AN EXPERIMENTATION AND VERIFICATION NETWORK TO ANALYZE SMALL SCALE IONOSPHERIC DISTURBANCES

Kurzfassung

Trans-ionospheric radio signals of global navigation satellite systems (GNSS) like GPS, GLONASS, and GALILEO may suffer from rapid and intensive fluctuations of their amplitude and phase caused by small scale irregularities of the ionospheric plasma. Such disturbances occur frequently during the evening hours in the equatorial region due to plasma flow inversion causing Plasma bubbles or during geomagnetic storms in the polar region. This phenomenon, which is called radio scintillation, can strongly disturb or even disrupt the signal transmission. We investigate the effect of small scale ionospheric irregularities on Global Navigation Satellite System (GNSS) positioning using an Experimentation and Verification Network (EVNet). The EVNet is a high rate GNSS receiver network for scintillation measurement from high latitudes down to equatorial region operated by DLR. We will inform about the recent status of the EVNet as well as its recent and future development. We will inform about new equipment used and present related research.

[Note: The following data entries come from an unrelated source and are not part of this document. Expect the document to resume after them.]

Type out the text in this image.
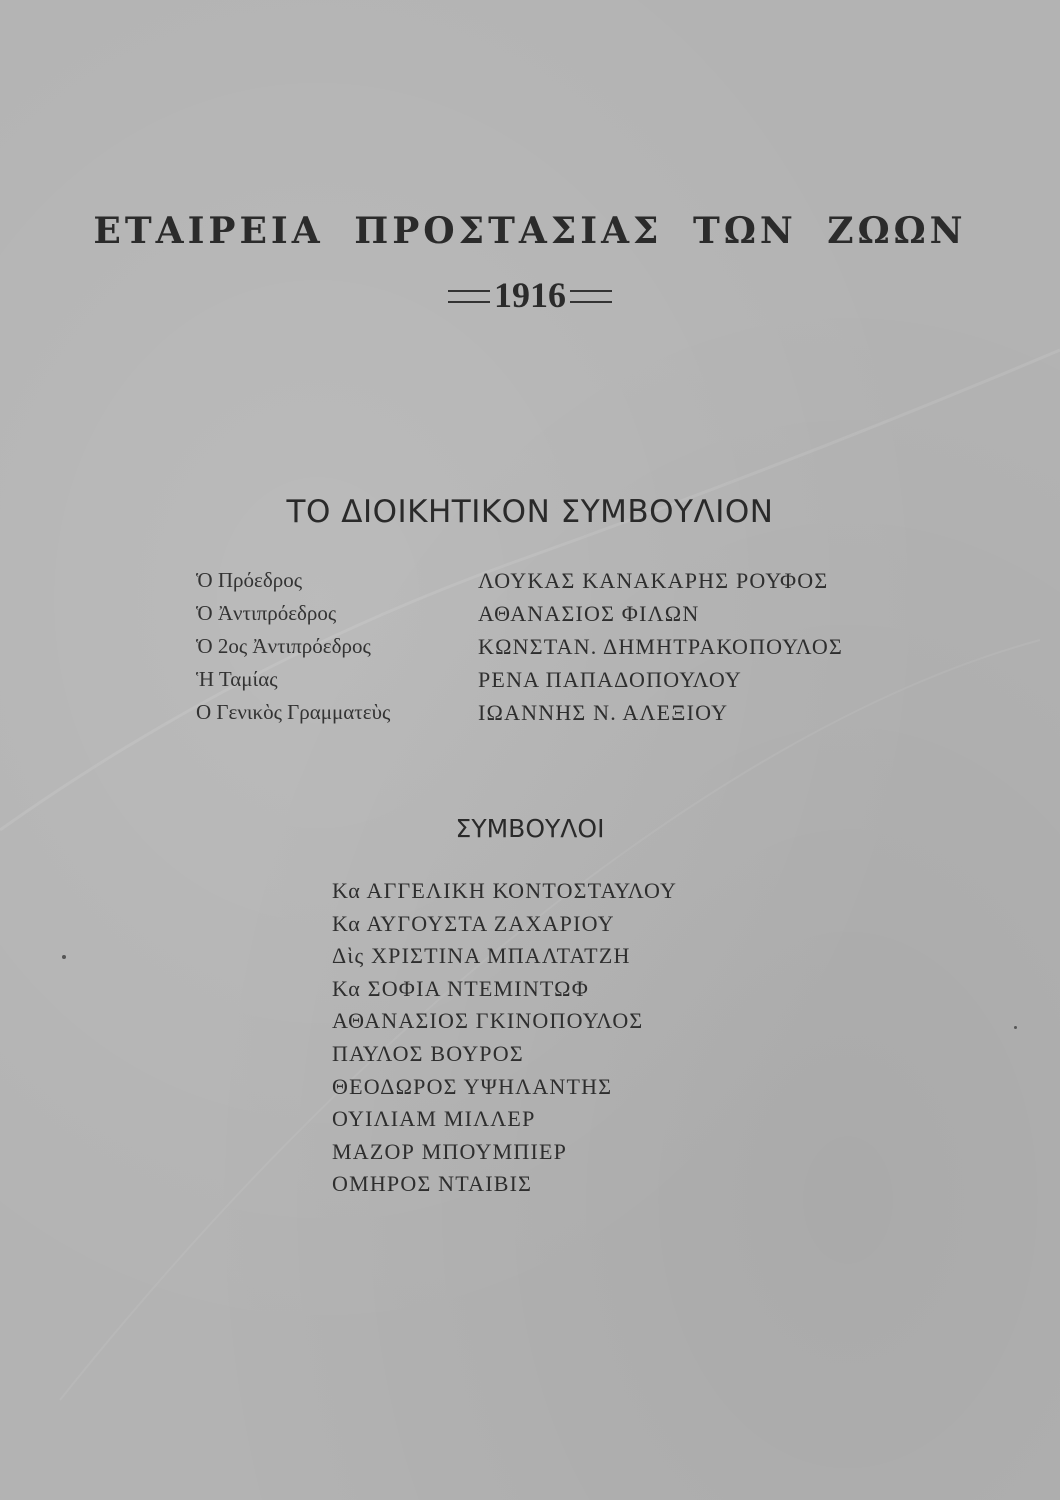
ΕΤΑΙΡΕΙΑ ΠΡΟΣΤΑΣΙΑΣ ΤΩΝ ΖΩΩΝ
1916
ΤΟ ΔΙΟΙΚΗΤΙΚΟΝ ΣΥΜΒΟΥΛΙΟΝ
Ὁ Πρόεδρος	ΛΟΥΚΑΣ ΚΑΝΑΚΑΡΗΣ ΡΟΥΦΟΣ
Ὁ Ἀντιπρόεδρος	ΑΘΑΝΑΣΙΟΣ ΦΙΛΩΝ
Ὁ 2ος Ἀντιπρόεδρος	ΚΩΝΣΤΑΝ. ΔΗΜΗΤΡΑΚΟΠΟΥΛΟΣ
Ἡ Ταμίας	ΡΕΝΑ ΠΑΠΑΔΟΠΟΥΛΟΥ
Ο Γενικὸς Γραμματεὺς	ΙΩΑΝΝΗΣ Ν. ΑΛΕΞΙΟΥ
ΣΥΜΒΟΥΛΟΙ
Κα ΑΓΓΕΛΙΚΗ ΚΟΝΤΟΣΤΑΥΛΟΥ
Κα ΑΥΓΟΥΣΤΑ ΖΑΧΑΡΙΟΥ
Δὶς ΧΡΙΣΤΙΝΑ ΜΠΑΛΤΑΤΖΗ
Κα ΣΟΦΙΑ ΝΤΕΜΙΝΤΩΦ
ΑΘΑΝΑΣΙΟΣ ΓΚΙΝΟΠΟΥΛΟΣ
ΠΑΥΛΟΣ ΒΟΥΡΟΣ
ΘΕΟΔΩΡΟΣ ΥΨΗΛΑΝΤΗΣ
ΟΥΙΛΙΑΜ ΜΙΛΛΕΡ
ΜΑΖΟΡ ΜΠΟΥΜΠΙΕΡ
ΟΜΗΡΟΣ ΝΤΑΙΒΙΣ
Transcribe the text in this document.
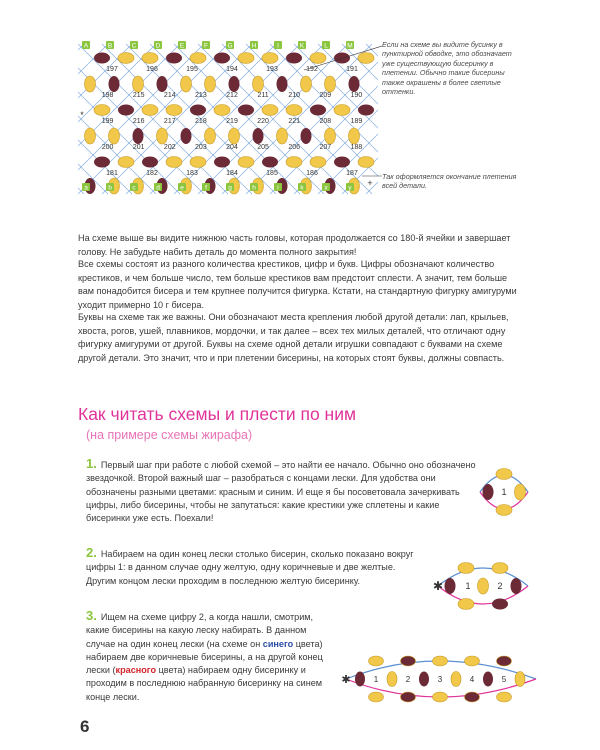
197	196	195	194	193	192	191
198	215	214	213	212	211	210	209	190
199	216	217	218	219	220	221	208	189
200	201	202	203	204	205	206	207	188
181	182	183	184	185	186	187
A	B	C	D	E	F	G	H	I	K	L	M
a	b	c	d	e	f	g	h	i	k	x	y +
*
Если на схеме вы видите бусинку в пунктирной обводке, это обозначает уже существующую бисеринку в плетении. Обычно такие бисерины также окрашены в более светлые оттенки.
Так оформляется окончание плетения всей детали.

На схеме выше вы видите нижнюю часть головы, которая продолжается со 180-й ячейки и завершает голову. Не забудьте набить деталь до момента полного закрытия!

Все схемы состоят из разного количества крестиков, цифр и букв. Цифры обозначают количество крестиков, и чем больше число, тем больше крестиков вам предстоит сплести. А значит, тем больше вам понадобится бисера и тем крупнее получится фигурка. Кстати, на стандартную фигурку амигуруми уходит примерно 10 г бисера.

Буквы на схеме так же важны. Они обозначают места крепления любой другой детали: лап, крыльев, хвоста, рогов, ушей, плавников, мордочки, и так далее – всех тех милых деталей, что отличают одну фигурку амигуруми от другой. Буквы на схеме одной детали игрушки совпадают с буквами на схеме другой детали. Это значит, что и при плетении бисерины, на которых стоят буквы, должны совпасть.

Как читать схемы и плести по ним
(на примере схемы жирафа)

1. Первый шаг при работе с любой схемой – это найти ее начало. Обычно оно обозначено звездочкой. Второй важный шаг – разобраться с концами лески. Для удобства они обозначены разными цветами: красным и синим. И еще я бы посоветовала зачеркивать цифры, либо бисерины, чтобы не запутаться: какие крестики уже сплетены и какие бисеринки уже есть. Поехали!

2. Набираем на один конец лески столько бисерин, сколько показано вокруг цифры 1: в данном случае одну желтую, одну коричневые и две желтые. Другим концом лески проходим в последнюю желтую бисеринку.

3. Ищем на схеме цифру 2, а когда нашли, смотрим, какие бисерины на какую леску набирать. В данном случае на один конец лески (на схеме он синего цвета) набираем две коричневые бисерины, а на другой конец лески (красного цвета) набираем одну бисеринку и проходим в последнюю набранную бисеринку на синем конце лески.

1
✱ 1	2
✱	1	2	3	4	5
6
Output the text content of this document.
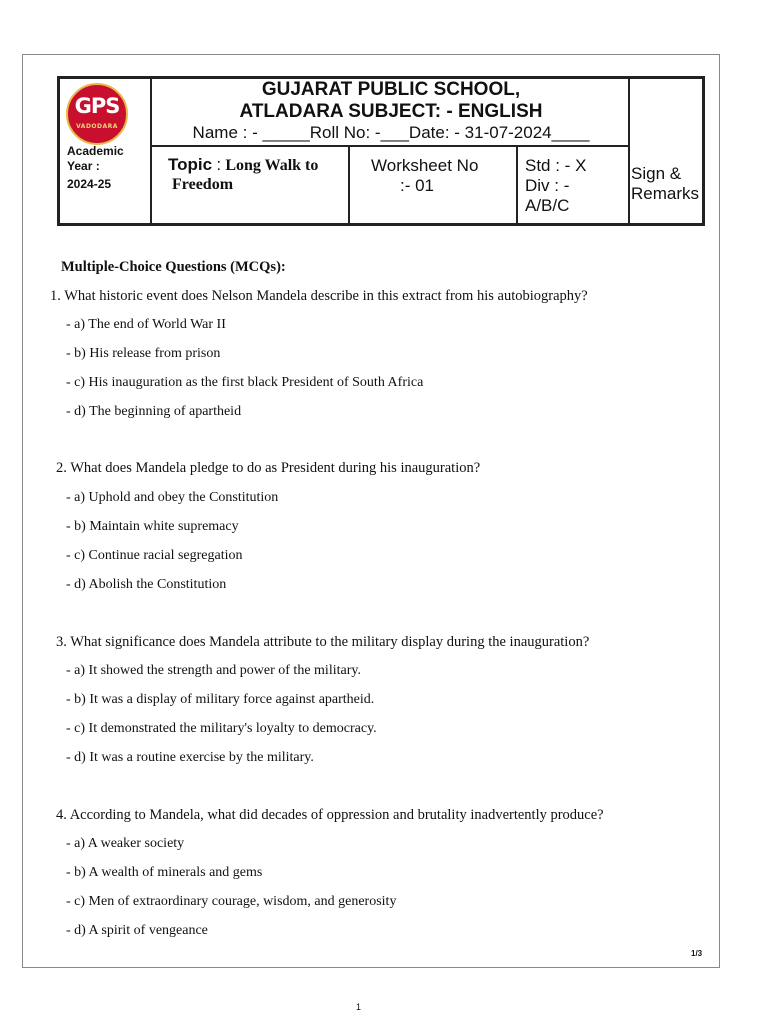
GPS
VADODARA
Academic
Year :
2024-25
GUJARAT PUBLIC SCHOOL,
ATLADARA SUBJECT: - ENGLISH
Name : - _____Roll No: -___Date: - 31-07-2024____
Topic : Long Walk to
Freedom
Worksheet No
:- 01
Std : - X
Div : -
A/B/C
Sign &
Remarks
Multiple-Choice Questions (MCQs):
1. What historic event does Nelson Mandela describe in this extract from his autobiography?
- a) The end of World War II
- b) His release from prison
- c) His inauguration as the first black President of South Africa
- d) The beginning of apartheid
2. What does Mandela pledge to do as President during his inauguration?
- a) Uphold and obey the Constitution
- b) Maintain white supremacy
- c) Continue racial segregation
- d) Abolish the Constitution
3. What significance does Mandela attribute to the military display during the inauguration?
- a) It showed the strength and power of the military.
- b) It was a display of military force against apartheid.
- c) It demonstrated the military's loyalty to democracy.
- d) It was a routine exercise by the military.
4. According to Mandela, what did decades of oppression and brutality inadvertently produce?
- a) A weaker society
- b) A wealth of minerals and gems
- c) Men of extraordinary courage, wisdom, and generosity
- d) A spirit of vengeance
1/3
1
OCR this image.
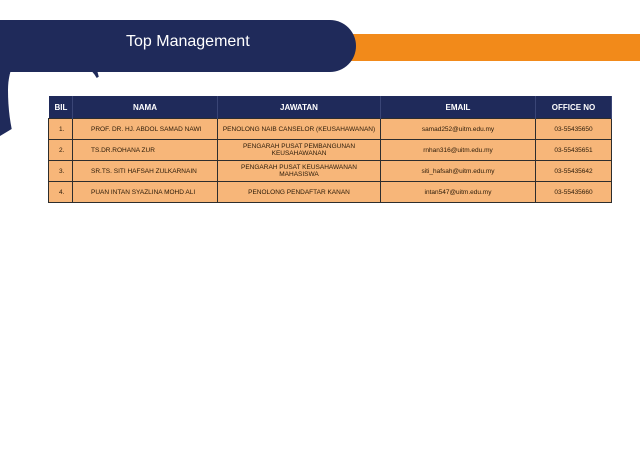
Top Management
BIL	NAMA	JAWATAN	EMAIL	OFFICE NO
1.	PROF. DR. HJ. ABDOL SAMAD NAWI	PENOLONG NAIB CANSELOR (KEUSAHAWANAN)	samad252@uitm.edu.my	03-55435650
2.	TS.DR.ROHANA ZUR	PENGARAH PUSAT PEMBANGUNAN KEUSAHAWANAN	rnhan316@uitm.edu.my	03-55435651
3.	SR.TS. SITI HAFSAH ZULKARNAIN	PENGARAH PUSAT KEUSAHAWANAN MAHASISWA	siti_hafsah@uitm.edu.my	03-55435642
4.	PUAN INTAN SYAZLINA MOHD ALI	PENOLONG PENDAFTAR KANAN	intan547@uitm.edu.my	03-55435660
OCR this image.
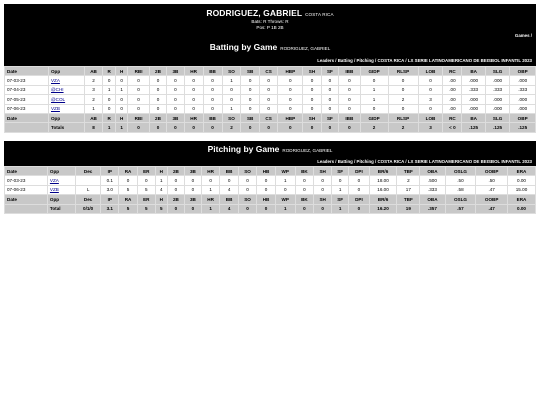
RODRIGUEZ, GABRIEL COSTA RICA
Bats: R Throws: R
Pos: P 1B 2B
Games /
Batting by Game RODRIGUEZ, GABRIEL
Leaders / Batting / Pitching / COSTA RICA / LX SERIE LATINOAMERICANO DE BEISBOL INFANTIL 2023
Date	Opp	AB	R	H	RBI	2B	3B	HR	BB	SO	SB	CS	HBP	SH	SF	IBB	GIDP	RLSP	LOB	RC	BA	SLG	OBP
07-03-23	VZA	2	0	0	0	0	0	0	0	1	0	0	0	0	0	0	0	0	0	.00	.000	.000	.000
07-04-23	@CHI	3	1	1	0	0	0	0	0	0	0	0	0	0	0	0	1	0	0	.00	.333	.333	.333
07-05-23	@COL	2	0	0	0	0	0	0	0	0	0	0	0	0	0	0	1	2	3	.00	.000	.000	.000
07-06-23	VZB	1	0	0	0	0	0	0	0	1	0	0	0	0	0	0	0	0	0	.00	.000	.000	.000
Date	Opp	AB	R	H	RBI	2B	3B	HR	BB	SO	SB	CS	HBP	SH	SF	IBB	GIDP	RLSP	LOB	RC	BA	SLG	OBP
	Totals	8	1	1	0	0	0	0	0	2	0	0	0	0	0	0	2	2	3	< 0	.125	.125	.125
Pitching by Game RODRIGUEZ, GABRIEL
Leaders / Batting / Pitching / COSTA RICA / LX SERIE LATINOAMERICANO DE BEISBOL INFANTIL 2023
Date	Opp	Dec	IP	RA	ER	H	2B	3B	HR	BB	SO	HB	WP	BK	SH	SF	DPI	BR/6	TBF	OBA	OSLG	OOBP	ERA
07-03-23	VZA		0.1	0	0	1	0	0	0	0	0	0	1	0	0	0	0	18.00	2	.500	.50	.50	0.00
07-06-23	VZB	L	3.0	5	5	4	0	0	1	4	0	0	0	0	0	1	0	16.00	17	.333	.58	.47	15.00
Date	Opp	Dec	IP	RA	ER	H	2B	3B	HR	BB	SO	HB	WP	BK	SH	SF	DPI	BR/6	TBF	OBA	OSLG	OOBP	ERA
	Total	0/1/0	3.1	5	5	5	0	0	1	4	0	0	1	0	0	1	0	16.20	19	.357	.57	.47	0.00
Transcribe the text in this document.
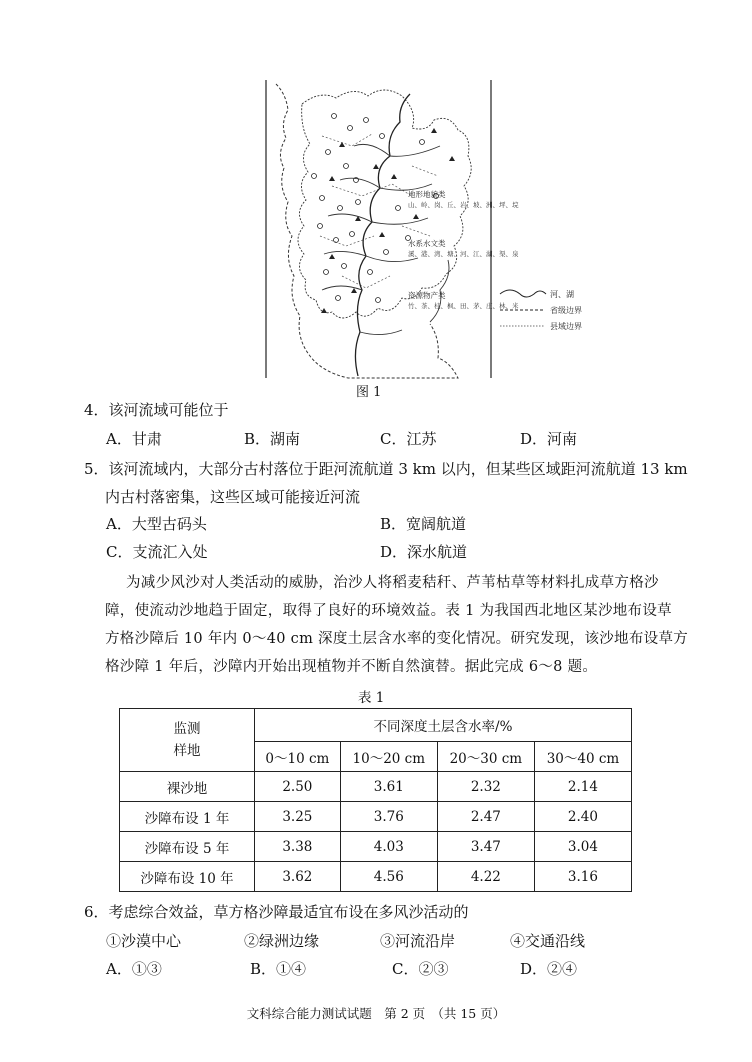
地形地貌类
山、岭、岗、丘、岩、坡、洲、坪、垸
水系水文类
溪、港、湾、塘、河、江、湖、渠、泉
资源物产类
竹、茶、桂、枫、田、茅、庄、林、米
河、湖
省级边界
县域边界
图 1
4．该河流域可能位于
A．甘肃	B．湖南	C．江苏	D．河南
5．该河流域内，大部分古村落位于距河流航道 3 km 以内，但某些区域距河流航道 13 km
内古村落密集，这些区域可能接近河流
A．大型古码头	B．宽阔航道
C．支流汇入处	D．深水航道
为减少风沙对人类活动的威胁，治沙人将稻麦秸秆、芦苇枯草等材料扎成草方格沙
障，使流动沙地趋于固定，取得了良好的环境效益。表 1 为我国西北地区某沙地布设草
方格沙障后 10 年内 0～40 cm 深度土层含水率的变化情况。研究发现，该沙地布设草方
格沙障 1 年后，沙障内开始出现植物并不断自然演替。据此完成 6～8 题。
表 1
监测
样地	不同深度土层含水率/%			
	0～10 cm	10～20 cm	20～30 cm	30～40 cm
裸沙地	2.50	3.61	2.32	2.14
沙障布设 1 年	3.25	3.76	2.47	2.40
沙障布设 5 年	3.38	4.03	3.47	3.04
沙障布设 10 年	3.62	4.56	4.22	3.16
6．考虑综合效益，草方格沙障最适宜布设在多风沙活动的
①沙漠中心	②绿洲边缘	③河流沿岸	④交通沿线
A．①③	B．①④	C．②③	D．②④
文科综合能力测试试题　第 2 页　（共 15 页）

Therefore we will present analysis results obtained primarily from two equatorial high rate EVNet GNSS receiver stations designed and operated by the German Aerospace Center (DLR) in cooperation with Bahir Dar University (BDU) at 11.6N, 37.4E. Both receivers collect raw data sampled at up to 50 Hz, from which characteristic scintillation parameters such as the S4 index are deduced. Both stations are located close to one another and aligned in an east west, direction which allows us to estimate the zonal drift velocity and spatial dimension of equatorial ionospheric plasma irregularities. Therefore, the lag times of moving electron density irregularities and scintillation patterns are derived by applying cross correlation analysis to high-rate measurements of the slant total electron content (sTEC) and to the associated signal power, respectively. Finally, the drift velocity is derived from the estimated lag time, taking into account the geometric constellation of both receiving antennas and the observed GPS satellites. Furthermore, we will show EVNet capabilities for space weather research and service as well as for other possible uses and investigations.